In aggressive B-cell lymphomas, we also have the advantage [of having longer follow-up], and we are seeing many durable responses. We are starting to see that in MCL, and time will tell how durable [this product] is in follicular lymphoma. Overall, there is going to be a significant uptick in the utilization of CAR T-cell therapies in B-cell lymphoma.
[One important question is], is it appropriate to use CAR T-cell therapy at that point or [should we] do salvage therapy followed by transplant? That is being tested in 3 large studies with 3 different types of CAR T-cell products: the phase 3 TRANSFORM study, the phase 3 BELINDA study, and the phase 3 ZUMA-7 study. In these trials, the control arm is autologous transplant, and the experimental arm is CAR T-cell therapy. The results of [these trials] have not read out yet, so we will have to wait and see.
In the PILOT study, liso-cel was tested after 1 line of therapy. [This trial enrolled] patients who are primary refractory to frontline therapy or who have relapsed after frontline therapy. For that study, [investigators] looked at patients who were not great candidates for transplant. [Patients] only needed to meet 1 of the criteria [outlined]. Patients could be aged 70 [years] or older, or [have] a performance status of 2; they could have impaired pulmonary function where their diffusion lung capacity for carbon monoxide could be 60% or lower, or their cardiac function could be impaired to some extent. Their renal function could be impaired, but they needed to still have creatinine clearance above 30 mL/min.

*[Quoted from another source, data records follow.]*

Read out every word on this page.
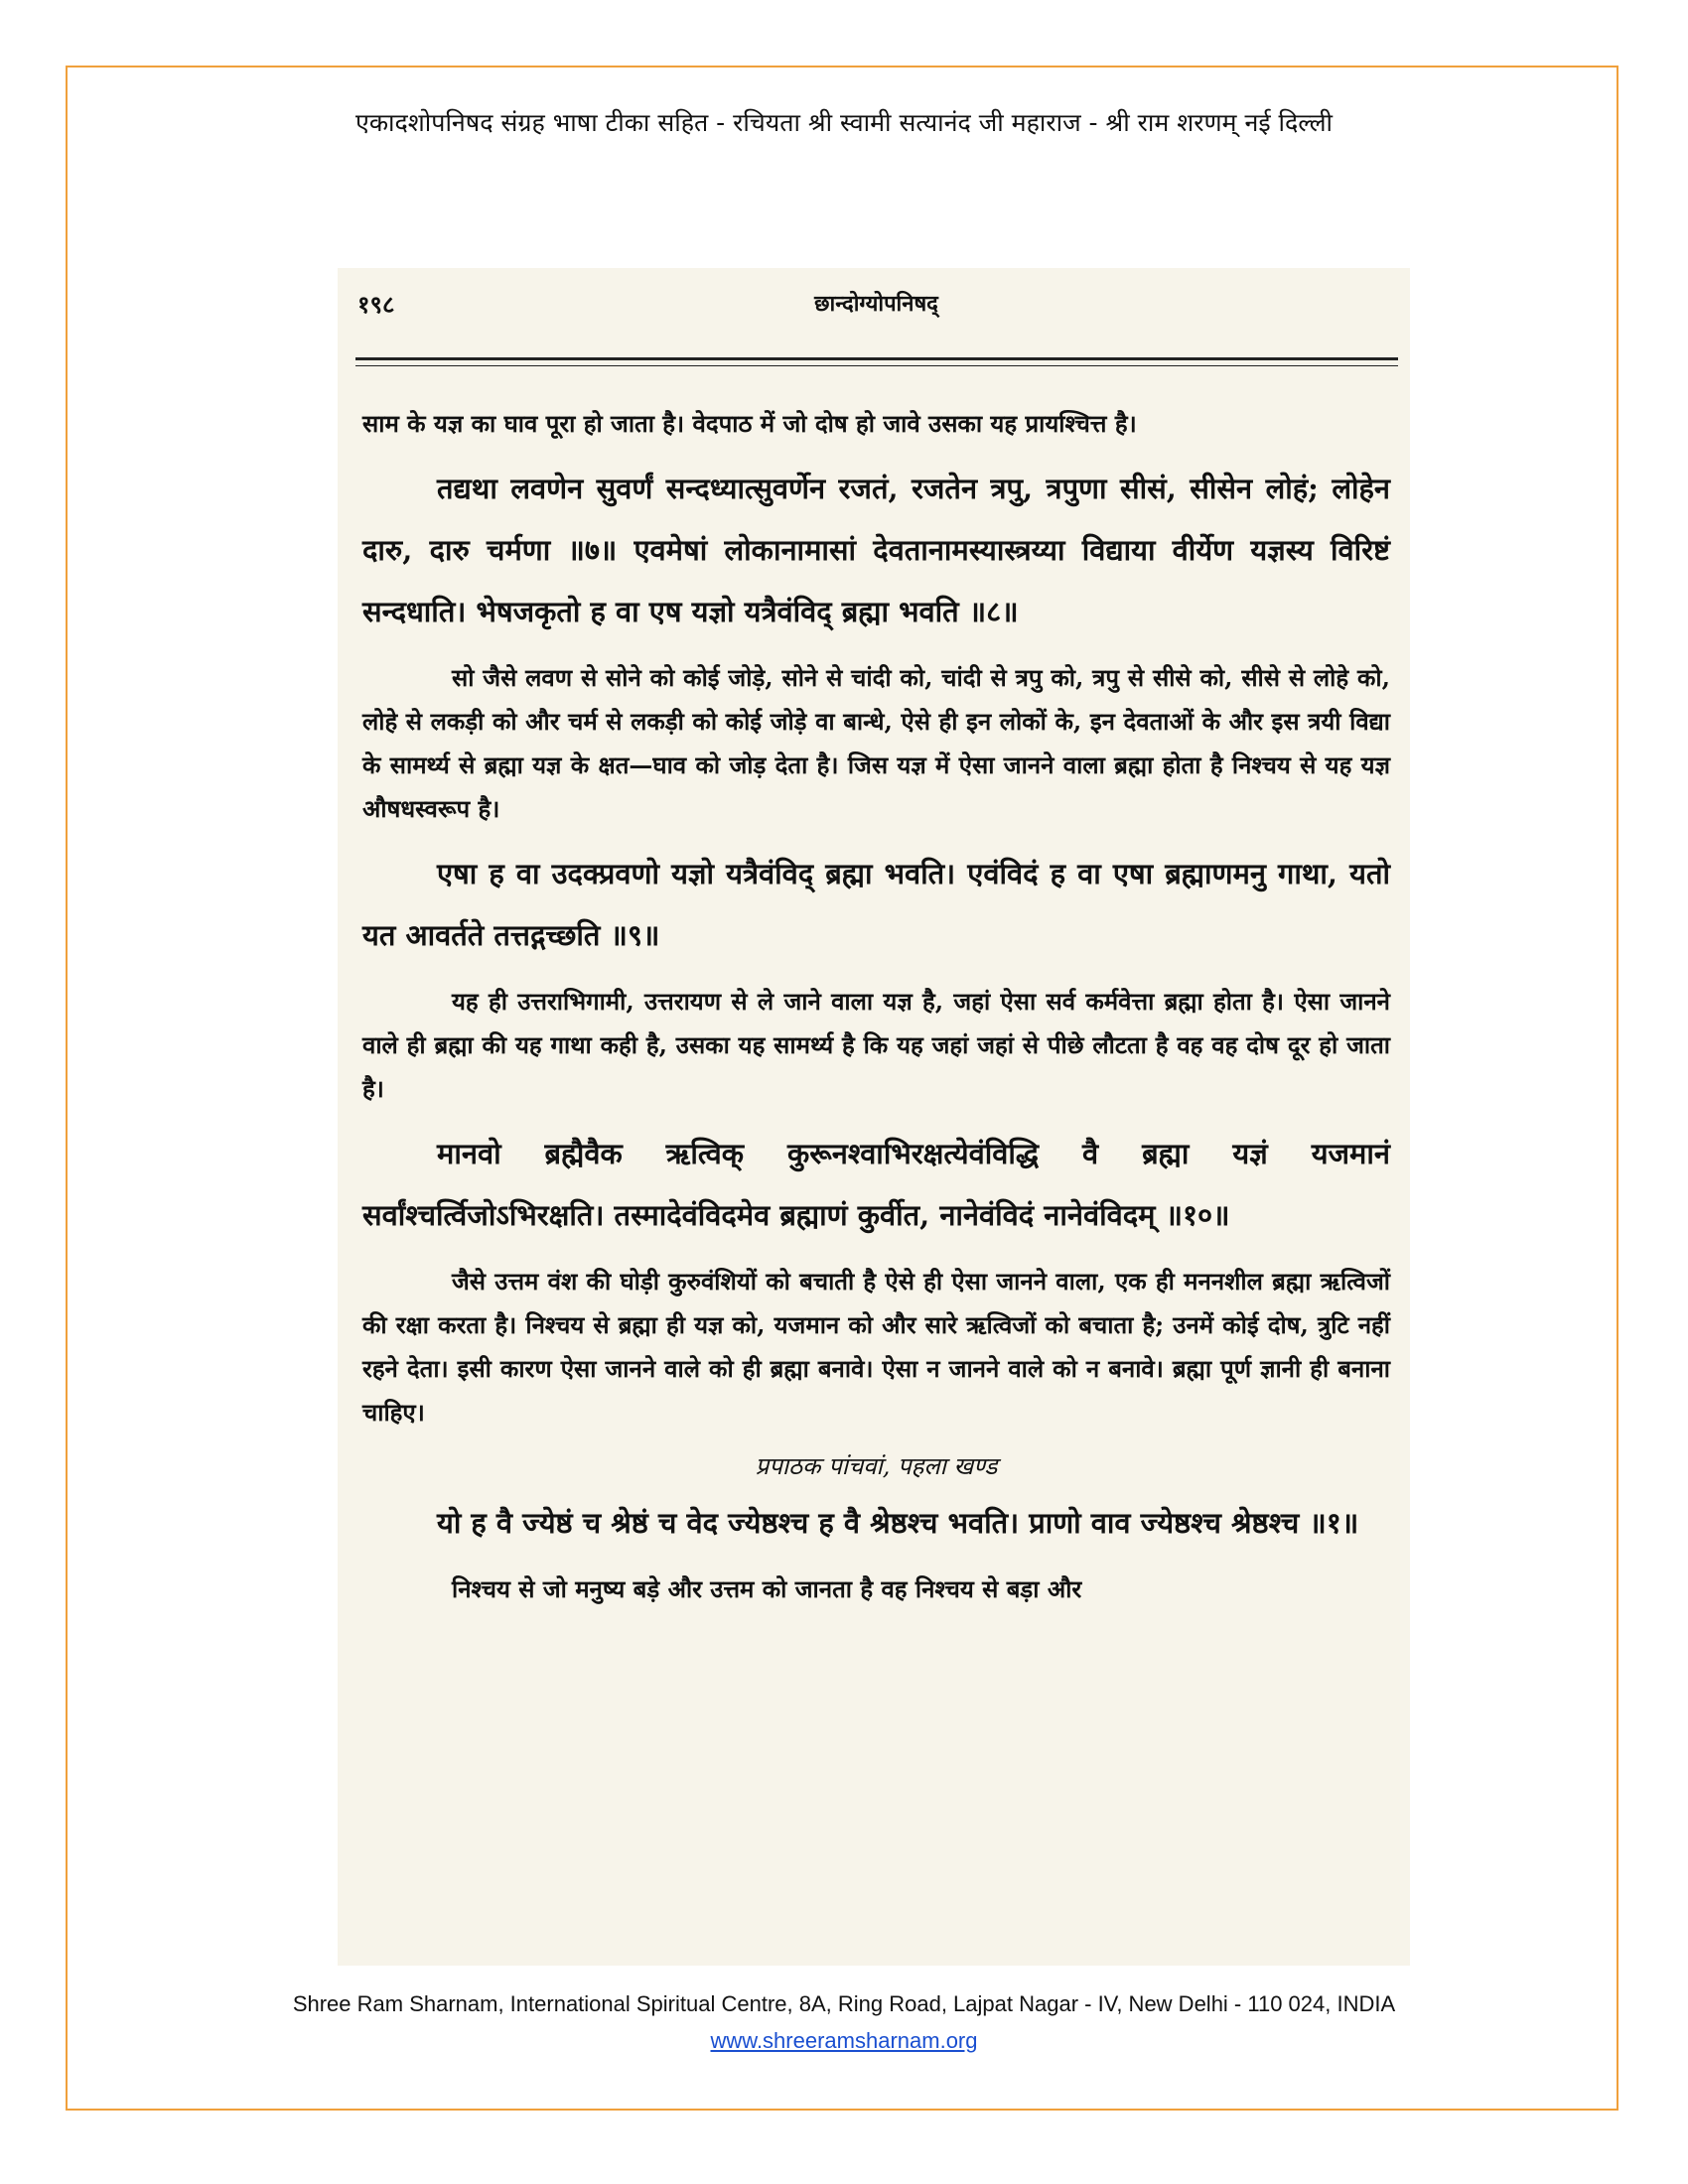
एकादशोपनिषद संग्रह भाषा टीका सहित - रचियता श्री स्वामी सत्यानंद जी महाराज - श्री राम शरणम् नई दिल्ली
१९८	छान्दोग्योपनिषद्

साम के यज्ञ का घाव पूरा हो जाता है। वेदपाठ में जो दोष हो जावे उसका यह प्रायश्चित्त है।

तद्यथा लवणेन सुवर्णं सन्दध्यात्सुवर्णेन रजतं, रजतेन त्रपु, त्रपुणा सीसं, सीसेन लोहं; लोहेन दारु, दारु चर्मणा ॥७॥ एवमेषां लोकानामासां देवतानामस्यास्त्रय्या विद्याया वीर्येण यज्ञस्य विरिष्टं सन्दधाति। भेषजकृतो ह वा एष यज्ञो यत्रैवंविद् ब्रह्मा भवति ॥८॥

सो जैसे लवण से सोने को कोई जोड़े, सोने से चांदी को, चांदी से त्रपु को, त्रपु से सीसे को, सीसे से लोहे को, लोहे से लकड़ी को और चर्म से लकड़ी को कोई जोड़े वा बान्धे, ऐसे ही इन लोकों के, इन देवताओं के और इस त्रयी विद्या के सामर्थ्य से ब्रह्मा यज्ञ के क्षत—घाव को जोड़ देता है। जिस यज्ञ में ऐसा जानने वाला ब्रह्मा होता है निश्चय से यह यज्ञ औषधस्वरूप है।

एषा ह वा उदक्प्रवणो यज्ञो यत्रैवंविद् ब्रह्मा भवति। एवंविदं ह वा एषा ब्रह्माणमनु गाथा, यतो यत आवर्तते तत्तद्गच्छति ॥९॥

यह ही उत्तराभिगामी, उत्तरायण से ले जाने वाला यज्ञ है, जहां ऐसा सर्व कर्मवेत्ता ब्रह्मा होता है। ऐसा जानने वाले ही ब्रह्मा की यह गाथा कही है, उसका यह सामर्थ्य है कि यह जहां जहां से पीछे लौटता है वह वह दोष दूर हो जाता है।

मानवो ब्रह्मैवैक ऋत्विक् कुरूनश्वाभिरक्षत्येवंविद्धि वै ब्रह्मा यज्ञं यजमानं सर्वांश्चर्त्विजोऽभिरक्षति। तस्मादेवंविदमेव ब्रह्माणं कुर्वीत, नानेवंविदं नानेवंविदम् ॥१०॥

जैसे उत्तम वंश की घोड़ी कुरुवंशियों को बचाती है ऐसे ही ऐसा जानने वाला, एक ही मननशील ब्रह्मा ऋत्विजों की रक्षा करता है। निश्चय से ब्रह्मा ही यज्ञ को, यजमान को और सारे ऋत्विजों को बचाता है; उनमें कोई दोष, त्रुटि नहीं रहने देता। इसी कारण ऐसा जानने वाले को ही ब्रह्मा बनावे। ऐसा न जानने वाले को न बनावे। ब्रह्मा पूर्ण ज्ञानी ही बनाना चाहिए।

प्रपाठक पांचवां, पहला खण्ड

यो ह वै ज्येष्ठं च श्रेष्ठं च वेद ज्येष्ठश्च ह वै श्रेष्ठश्च भवति। प्राणो वाव ज्येष्ठश्च श्रेष्ठश्च ॥१॥

निश्चय से जो मनुष्य बड़े और उत्तम को जानता है वह निश्चय से बड़ा और

Shree Ram Sharnam, International Spiritual Centre, 8A, Ring Road, Lajpat Nagar - IV, New Delhi - 110 024, INDIA
www.shreeramsharnam.org
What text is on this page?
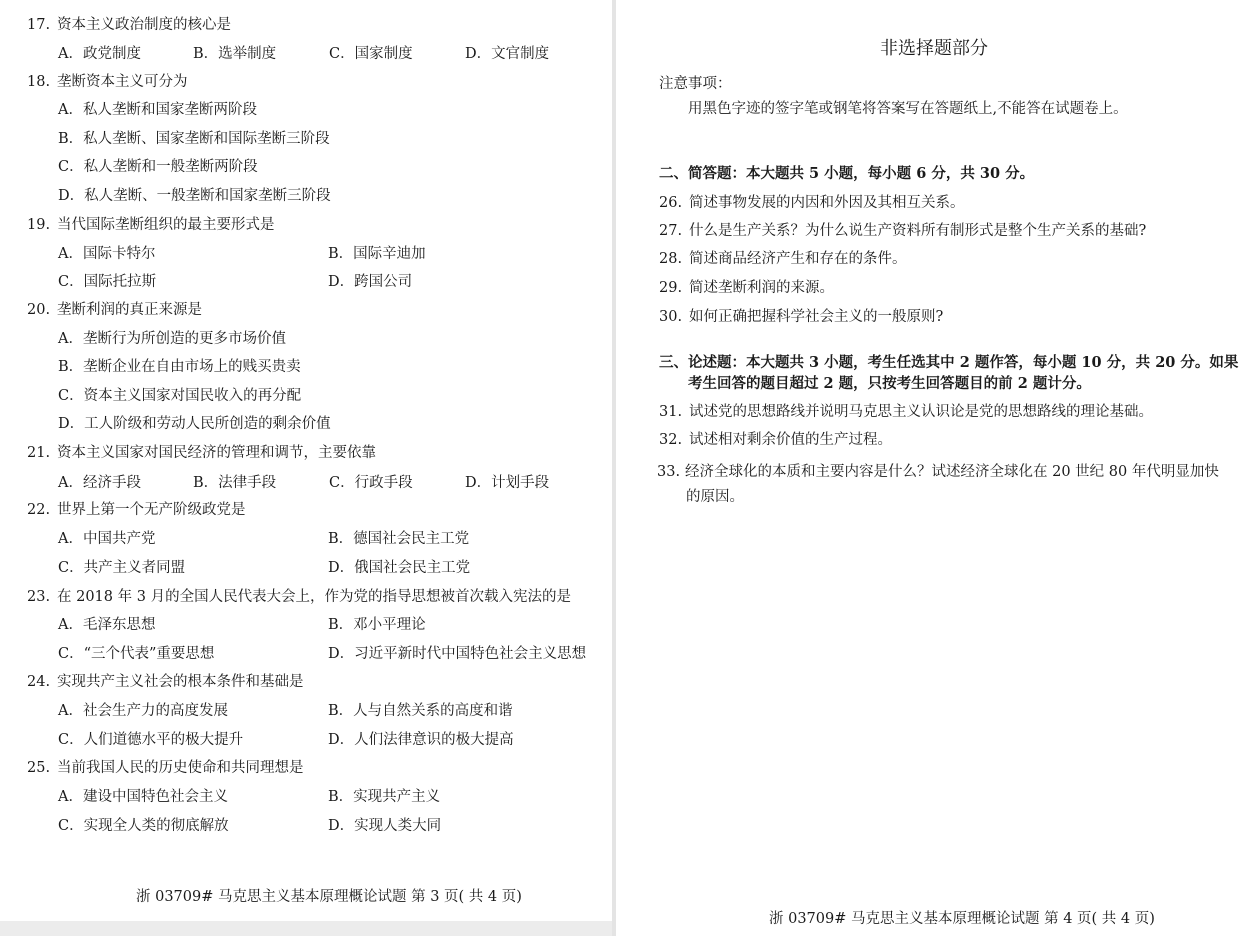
17. 资本主义政治制度的核心是
A．政党制度	B．选举制度	C．国家制度	D．文官制度
18. 垄断资本主义可分为
A．私人垄断和国家垄断两阶段
B．私人垄断、国家垄断和国际垄断三阶段
C．私人垄断和一般垄断两阶段
D．私人垄断、一般垄断和国家垄断三阶段
19. 当代国际垄断组织的最主要形式是
A．国际卡特尔	B．国际辛迪加
C．国际托拉斯	D．跨国公司
20. 垄断利润的真正来源是
A．垄断行为所创造的更多市场价值
B．垄断企业在自由市场上的贱买贵卖
C．资本主义国家对国民收入的再分配
D．工人阶级和劳动人民所创造的剩余价值
21. 资本主义国家对国民经济的管理和调节，主要依靠
A．经济手段	B．法律手段	C．行政手段	D．计划手段
22. 世界上第一个无产阶级政党是
A．中国共产党	B．德国社会民主工党
C．共产主义者同盟	D．俄国社会民主工党
23. 在 2018 年 3 月的全国人民代表大会上，作为党的指导思想被首次载入宪法的是
A．毛泽东思想	B．邓小平理论
C．“三个代表”重要思想	D．习近平新时代中国特色社会主义思想
24. 实现共产主义社会的根本条件和基础是
A．社会生产力的高度发展	B．人与自然关系的高度和谐
C．人们道德水平的极大提升	D．人们法律意识的极大提高
25. 当前我国人民的历史使命和共同理想是
A．建设中国特色社会主义	B．实现共产主义
C．实现全人类的彻底解放	D．实现人类大同
浙 03709# 马克思主义基本原理概论试题 第 3 页( 共 4 页)
非选择题部分
注意事项：
用黑色字迹的签字笔或钢笔将答案写在答题纸上,不能答在试题卷上。
二、简答题：本大题共 5 小题，每小题 6 分，共 30 分。
26. 简述事物发展的内因和外因及其相互关系。
27. 什么是生产关系？为什么说生产资料所有制形式是整个生产关系的基础?
28. 简述商品经济产生和存在的条件。
29. 简述垄断利润的来源。
30. 如何正确把握科学社会主义的一般原则?
三、论述题：本大题共 3 小题，考生任选其中 2 题作答，每小题 10 分，共 20 分。如果
考生回答的题目超过 2 题，只按考生回答题目的前 2 题计分。
31. 试述党的思想路线并说明马克思主义认识论是党的思想路线的理论基础。
32. 试述相对剩余价值的生产过程。
33. 经济全球化的本质和主要内容是什么？试述经济全球化在 20 世纪 80 年代明显加快
的原因。
浙 03709# 马克思主义基本原理概论试题 第 4 页( 共 4 页)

If they had any of these criteria, they could have enrolled on the study and have [received] liso-cel as their second-line therapy. This study has completed accrual, but the [most recently] presented results were revealed at the2020 European Hematology Association Congress. [Results indicated] a very nice response rate [with the CAR T-cell therapy]; we saw an 89% overall response rate, with a 56% complete response [CR] rate. Also, some partial responses converted into CRs. Mostly, the CRs appear to be durable. The [rates of] cytokine release syndrome [CRS] and neurotoxicity are very low, as has been the story with liso-cel. [The product] has clearly demonstrated very good activity in the second-line setting.
The main thing [that we want to see from] the long-term data is the durability of the response [achieved with these products]. Fortunately, we know from many of the CAR T-cell therapy studies that patients who [achieve a CR] and maintain that CR maybe for the first 3 or 6 months seem to continue to be in long-term remission for years. We do not have 5- or 10-year data, but it does appear that the curves plateau after the first 6 months, or, at the most, 1 year. In some cases, [this can happen] maybe even at 3 months. Fortunately, if the read out is quick, and you get a sense of how many patients are in a CR at 6 months, that may give you an idea about the durability of the response. Of course, 3 years or 5 years is when you actually prove your hypothesis; however, if you go by what has been seen, we can get a good idea [of whether these] patients are going to do well in the long run.
In terms of toxicity, most [effects occur] early. For example, CRS and neurotoxicity occur early [on in treatment], and they do not seem to linger over a long period of time. What may linger is hypogammaglobulinemia; that may persist for a long time. Cytopenias sometimes persist for longer than what people may expect. Outside of those [effects], there is a need to follow patients who receive CAR T-cell therapy over a long period of time because they are receiving genetically-modified T cells. [We need to watch for] any long-term effects, like secondary malignancies and others.